IRENA's Global Energy Outlook highlights the increased need for hydropower to provide sustainability and stability for future energy systems.

Meanwhile, IRENA’s Global Energy Outlook, also published on 20 April, reports that hydro capacity will need to increase by around 60 per cent by 2050, with pumped-storage capacity needing almost to triple, to help create a sustainable future energy system.

Around 850 GW of new hydrocapacity (both conventional and pumped storage), is required during the next 30 years, equivalent to around the entire power system capacity of the European Union in 2020. Policy makers and planners, however, need to start thinking now about new projects, owing to longer planning cycles for new hydropower and dam construction, it stressed in the report.

IRENA Director-General, France­sco La Camera, urges stimulus and recovery packages as a response to the current COVID-19 pandemic and to “accelerate the shift to sustainable, decarbonized economies and resi­lient inclusive societies”. Re­cov­ery measures should include investment in interconnected hydro­power, La Camera says. “Hydr­o­power, bioenergy, solar the­rmal and geothermal renewable energy all have significant scale-up potential, and represent more than 25 per cent of the mitigation potential in the Transforming Energy Scen­ario”, the report points out.

It is noted that hydropower can bring important synergies to the operation of power systems in the future, including cost-effectiveness to balance the variability of wind and solar generation, and seasonal complementarities in resource patterns. As a result, IRENA points out that “hydropower plants will also need operational changes that reflect changing power system needs, in­cluding faster and more frequent ramping, and planning practices that include evaluating the impacts of climate change on water supply and reservoir storage requirements”. The multipurpose benefits of hydropower infrastructure were also stressed.

The report also highlights the need for flexibility in power systems as a key enabler for the integration of high shares of variable renewable electricity. “Power systems must achieve maximum flexibility, based on current and ongoing innovations in technologies, business models, market design and system operation”, it said.
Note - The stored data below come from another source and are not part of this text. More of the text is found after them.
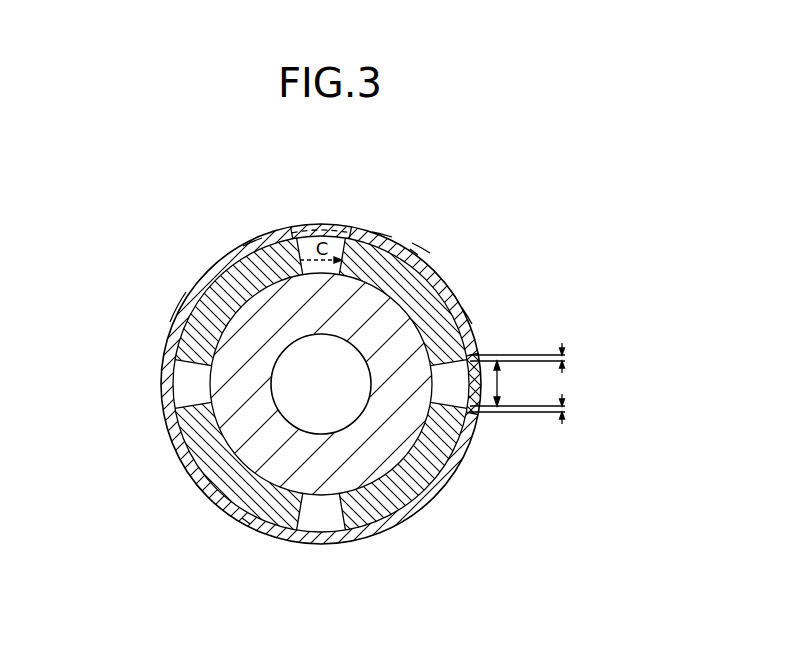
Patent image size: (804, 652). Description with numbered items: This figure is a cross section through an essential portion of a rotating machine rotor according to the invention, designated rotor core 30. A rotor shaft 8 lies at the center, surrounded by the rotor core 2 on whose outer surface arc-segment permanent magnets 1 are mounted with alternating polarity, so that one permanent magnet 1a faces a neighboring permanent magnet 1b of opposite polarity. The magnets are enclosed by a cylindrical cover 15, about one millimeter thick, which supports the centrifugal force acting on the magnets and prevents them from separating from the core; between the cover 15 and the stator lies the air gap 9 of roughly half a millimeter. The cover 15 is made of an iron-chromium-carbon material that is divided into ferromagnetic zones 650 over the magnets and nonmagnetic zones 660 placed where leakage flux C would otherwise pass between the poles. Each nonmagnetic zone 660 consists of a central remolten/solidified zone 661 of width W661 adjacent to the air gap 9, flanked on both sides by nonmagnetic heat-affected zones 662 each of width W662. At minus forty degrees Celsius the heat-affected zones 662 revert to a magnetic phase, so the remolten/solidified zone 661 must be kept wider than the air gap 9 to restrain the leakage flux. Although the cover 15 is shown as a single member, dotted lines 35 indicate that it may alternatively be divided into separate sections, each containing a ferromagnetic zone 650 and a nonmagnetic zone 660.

The permanent magnet 1 is at (458, 465).
The permanent magnet 1a is at (468, 314).
The permanent magnet 1b is at (250, 247).
The rotor core 2 is at (457, 450).
The rotor shaft 8 is at (341, 427).
The air gap 9 is at (327, 223).
The cylindrical cover 15 is at (426, 252).
The rotor core 30 is at (387, 228).
The dotted lines 35 is at (413, 247).
The ferromagnetic zone 650 is at (177, 327).
The nonmagnetic zone 660 is at (163, 383).
The remolten/solidified zone 661 is at (447, 384).
The nonmagnetic heat-affected zone 662 is at (482, 352).
The width of remolten/solidified zone W661 is at (530, 383).
The width of nonmagnetic heat-affected zone W662 is at (550, 383).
According to IRENA’s Transform­ing Energy Scenario, which the agency describes as “an ambitious, yet realistic, energy transformation pathway needed to keep the rise in global temperatures to well below 2°C and towards 1.5°C during this century”, 73 per cent of the installed capacity and more than 60 per cent of all power generation would come from variable resources (solar and wind) by 2050, up from around 10 per cent today.

Under the Transforming Energy Scenario, global conventional hydro capacity would need to increase by 633 GW over the next 30 years: to 1444 GW by 2030 and 1822 GW by 2050. At present, under its Planned Energy Scenario, which is the primary reference case for this study, based on governments’ current energy plans and other planned targets and policies (as of 2019), including Nationally Determined Contrib­utions under the Paris Agreement, conventional global hydropower is forecast to increase to 1356 GW by 2030, and 1626 GW by 2050. Pumped-storage capacity is currently projected to increase from 121 GW as of 2019 to 200 GW by 2020 and 300 GW by 2050, but under the Transforming Energy Scenario would need to increase to 225 GW by 2030 and 325 GW by 2030.
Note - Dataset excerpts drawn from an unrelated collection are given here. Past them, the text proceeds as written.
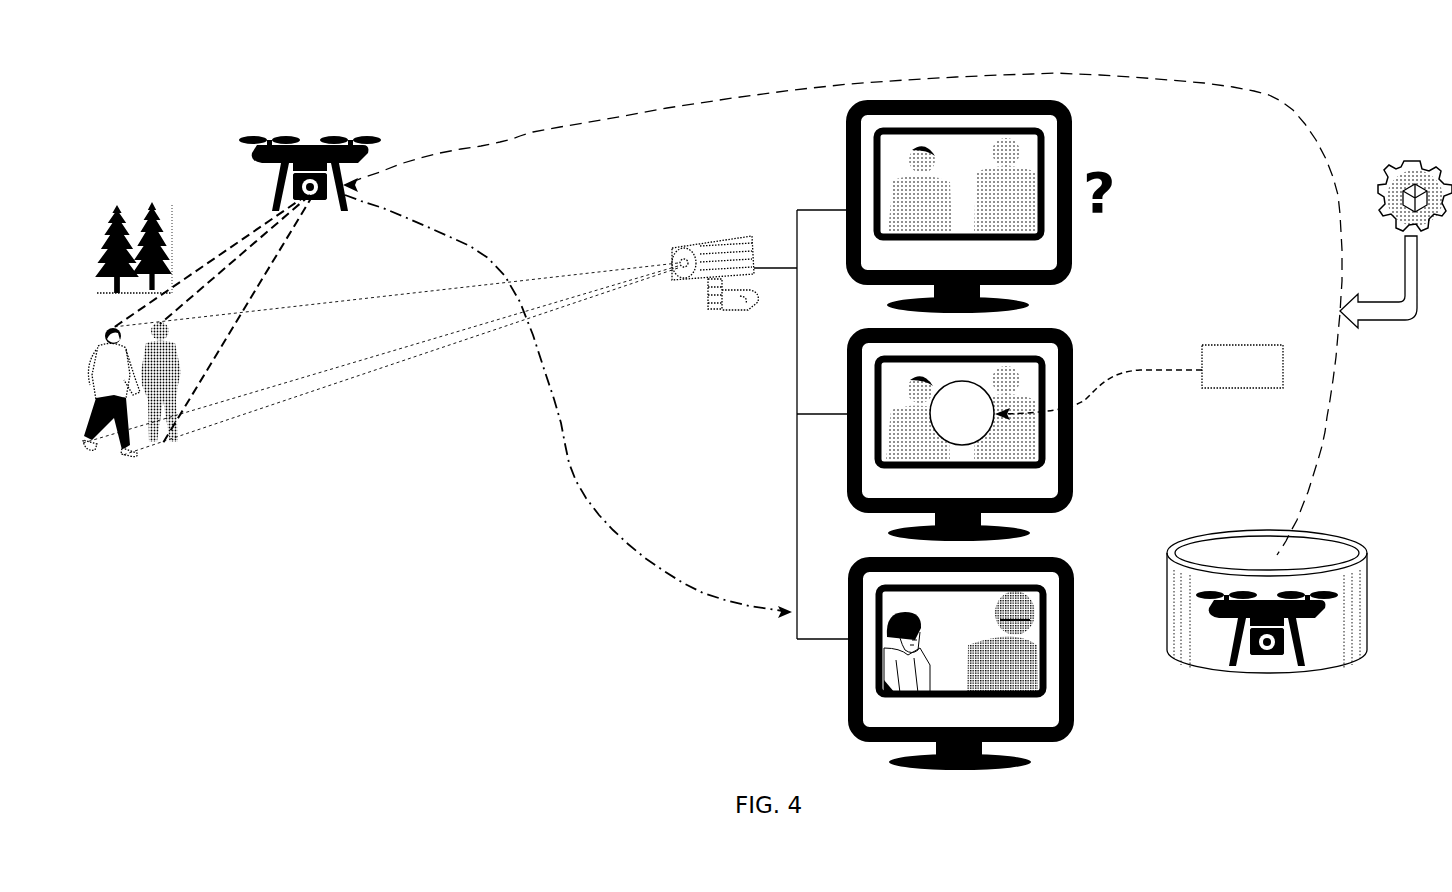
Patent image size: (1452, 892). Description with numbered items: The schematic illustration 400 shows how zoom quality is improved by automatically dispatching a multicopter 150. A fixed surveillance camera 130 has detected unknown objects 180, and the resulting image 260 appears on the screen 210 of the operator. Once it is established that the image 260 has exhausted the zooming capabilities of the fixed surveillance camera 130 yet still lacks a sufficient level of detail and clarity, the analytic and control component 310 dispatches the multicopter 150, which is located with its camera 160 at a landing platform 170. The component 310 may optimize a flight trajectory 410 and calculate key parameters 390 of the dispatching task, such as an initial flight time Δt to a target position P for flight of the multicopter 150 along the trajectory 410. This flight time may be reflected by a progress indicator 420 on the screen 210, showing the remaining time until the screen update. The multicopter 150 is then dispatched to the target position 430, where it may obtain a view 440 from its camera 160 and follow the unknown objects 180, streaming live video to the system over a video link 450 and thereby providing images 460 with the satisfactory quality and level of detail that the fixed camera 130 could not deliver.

The fixed surveillance camera 130 is at (690, 240).
The multicopter 150 is at (1278, 598).
The camera 160 is at (313, 200).
The landing platform 170 is at (1175, 552).
The unknown objects 180 is at (180, 367).
The screen 210 is at (846, 158).
The image 260 is at (1045, 170).
The analytic and control component 310 is at (1390, 175).
The key parameters 390 is at (1243, 390).
The schematic illustration 400 is at (1421, 91).
The flight trajectory 410 is at (1293, 110).
The progress indicator 420 is at (930, 410).
The target position 430 is at (363, 152).
The view 440 is at (240, 304).
The video link 450 is at (556, 404).
The images 460 is at (897, 648).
According to the Scenario, the most significant increases in conventional hydro­power on a regional basis in percentage terms would be required in Sub-Saharan Africa and the area of Asia comprising Turkey, Central Asia and South Asia. Capacity increases in Sub-Saharan Africa would need to quadruple from 27 GW in 2017 to 108 GW by 2050, and more than double in the Asian countries mentioned above from 110 GW in 2017 to 240 GW by 2050. The largest increase in installed capacity terms by 2050 would be needed in East Asia, which would require an increase in capacity of 239 GW to 588 GW (from 349 GW) as of 2017, in Latin America and the Caribbean by 67 GW to 240 GW, and in Southeast Asia by 61 GW to 100 GW. Hydropower capacity would also need to increase by 46 GW in the nations of Europe outside the EU, by 13 GW in the EU, by 9 GW in Oceania and by 6 GW in the Middle East and North Africa.
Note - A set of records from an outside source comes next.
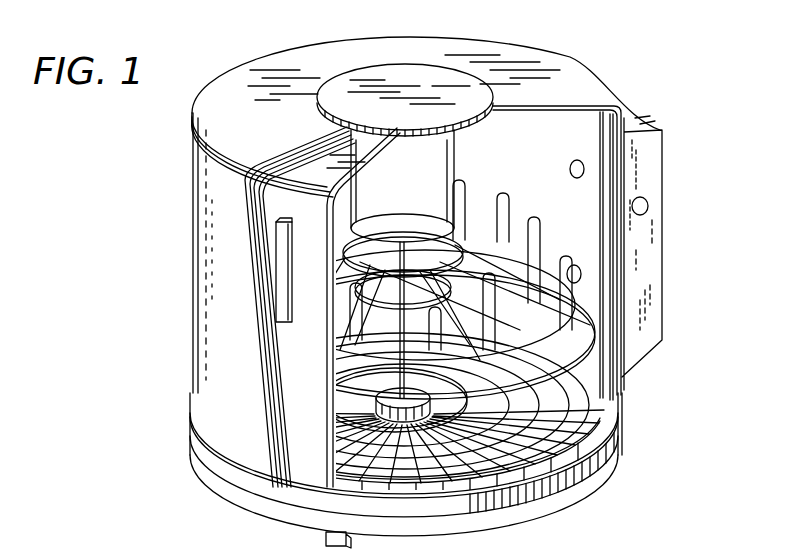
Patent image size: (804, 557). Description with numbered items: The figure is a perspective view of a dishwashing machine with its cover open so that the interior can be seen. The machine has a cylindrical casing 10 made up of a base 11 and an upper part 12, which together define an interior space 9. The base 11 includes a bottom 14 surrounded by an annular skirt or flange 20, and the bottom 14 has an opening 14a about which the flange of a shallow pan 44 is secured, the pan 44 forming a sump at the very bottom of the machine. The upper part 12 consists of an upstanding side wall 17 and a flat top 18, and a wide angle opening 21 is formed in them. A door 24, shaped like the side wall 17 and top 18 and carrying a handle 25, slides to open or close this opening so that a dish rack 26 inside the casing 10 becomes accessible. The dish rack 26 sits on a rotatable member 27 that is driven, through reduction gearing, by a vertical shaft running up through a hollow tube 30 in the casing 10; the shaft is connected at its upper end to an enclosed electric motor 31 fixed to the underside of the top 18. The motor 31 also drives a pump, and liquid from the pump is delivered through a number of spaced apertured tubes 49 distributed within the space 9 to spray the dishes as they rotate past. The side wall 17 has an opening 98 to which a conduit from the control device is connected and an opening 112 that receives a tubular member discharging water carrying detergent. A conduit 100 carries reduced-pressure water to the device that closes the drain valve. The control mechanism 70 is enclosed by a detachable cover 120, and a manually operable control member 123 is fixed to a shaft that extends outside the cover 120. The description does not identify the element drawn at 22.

The cylindrical casing 10 is at (190, 109).
The base 11 is at (224, 489).
The upper part 12 is at (619, 90).
The bottom 14 is at (413, 480).
The opening 14a is at (348, 420).
The side wall 17 is at (196, 318).
The flat top 18 is at (576, 70).
The annular skirt or flange 20 is at (297, 506).
The wide angle opening 21 is at (550, 122).
The strap band 22 is at (623, 152).
The door 24 is at (300, 167).
The handle 25 is at (290, 226).
The dish rack 26 is at (520, 216).
The rotatable member 27 is at (375, 390).
The hollow tube 30 is at (416, 297).
The electric motor 31 is at (455, 162).
The pan 44 is at (365, 412).
The apertured tubes 49 is at (600, 318).
The control mechanism 70 is at (666, 180).
The opening 98 is at (570, 265).
The conduit 100 is at (412, 544).
The opening 112 is at (574, 161).
The cover 120 is at (660, 285).
The manually operable control member 123 is at (650, 208).
The space 9 is at (524, 170).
In North America, IRENA expects hydropower capacity to increase from 177 GW in 2017 to 238 GW by 2030 before decreasing to 204 GW as of 2050.

IRENA’s Transforming Energy Scenario offers a sustainable, low-carbon and climate-safe foundation for stable, long-term economic dev­elopment, which it says would be sufficient to keep global warming this century “well below 2°C” in line with the Paris Agreement. Its roadmap would result in a reduction of 70 per cent in the world’s energy-related CO2 emissions by 2050, more than 90 per cent of which would be achieved through renewables and energy efficiency.

In addition, the transition promises higher economic growth, more jobs, cleaner living conditions and significantly improved welfare.

The plan, for example, projects the number of jobs in the energy sector to increase by 40 million and reach 100 million by 2050, of which 42 million globally will be in renewables, four times more than today.